But why?
Because the psychological security of a country being in the EU will outweigh many of the cost disadvantages for business.
Even the worst-case scenario investment predictions show very impressive amounts of money being injected into the Eastern Eight
Business investors like stability and predictability only slightly less than they like low operational costs and special investment incentives.
And here's another reason to inspire confidence that EU membership will deliver when it comes to property investment.
Latio, the oldest and most respected real estate agency in Latvia, found that apartment prices in Old Riga leapt by approximately 10 per cent in the month right after the positive vote by Latvians to join the EU.
What better indicator could there be that confidence - which is what ultimately fuels the property market anywhere - will continue to be boosted by EU membership?
Interestingly, Latio, in the same report, also makes the point that one of the factors holding back foreign investors in Latvia's property market is 'lack of information'.
This applies, to a greater or lesser degree, to all of the Eastern Eight.

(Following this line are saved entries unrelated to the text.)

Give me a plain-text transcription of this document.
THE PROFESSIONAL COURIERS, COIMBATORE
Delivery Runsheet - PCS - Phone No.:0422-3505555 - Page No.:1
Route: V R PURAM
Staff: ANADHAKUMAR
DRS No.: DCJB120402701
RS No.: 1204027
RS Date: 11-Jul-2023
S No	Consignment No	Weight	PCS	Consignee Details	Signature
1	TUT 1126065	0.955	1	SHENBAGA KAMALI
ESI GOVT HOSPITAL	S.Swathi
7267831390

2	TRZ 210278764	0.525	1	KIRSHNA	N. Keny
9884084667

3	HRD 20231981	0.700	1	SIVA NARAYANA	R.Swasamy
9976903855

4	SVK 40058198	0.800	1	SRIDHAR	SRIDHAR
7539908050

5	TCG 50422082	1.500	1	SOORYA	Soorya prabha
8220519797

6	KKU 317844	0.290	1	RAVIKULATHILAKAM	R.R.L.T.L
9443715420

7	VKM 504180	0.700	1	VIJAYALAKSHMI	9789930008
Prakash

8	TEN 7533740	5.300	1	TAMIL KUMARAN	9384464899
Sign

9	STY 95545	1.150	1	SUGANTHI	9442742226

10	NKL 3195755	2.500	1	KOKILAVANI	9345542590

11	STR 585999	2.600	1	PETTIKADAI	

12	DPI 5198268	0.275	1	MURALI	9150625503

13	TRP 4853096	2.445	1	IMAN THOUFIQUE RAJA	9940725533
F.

So how do the Eastern Eight stack up versus the established property investment countries
There is no doubt that most people would regard these countries warily as investment targets and anyone buying property there will probably be thought of as something of a pioneer. The key factor here is, of course, uncertainty.
Investors, for the most part, feel safer and more certain about what is familiar. Second property buys by foreigners in Spain, Portugal, France, and Italy - to name only the most popular countries in Europe - are now very common.
Certainly, buying as a foreigner in Spain and so forth is anything but risk-free, and yet it probably feels less risky than buying in Eastern Europe.
The truth is that the risk in most of the Eastern European countries is probably only marginally greater than in the more established markets.
And yet, the potential returns are substantially greater!
The 'marginally greater risk' view will be true if you stick to the areas of the country in which dealing in real estate is the most established - in reality this will often mean the big cities.
The other reason why the risk is not as high as our perception might expect is because these countries are in the European Union and EU laws and jurisdiction now apply.
This will undoubtedly give comfort to the more nervous investor.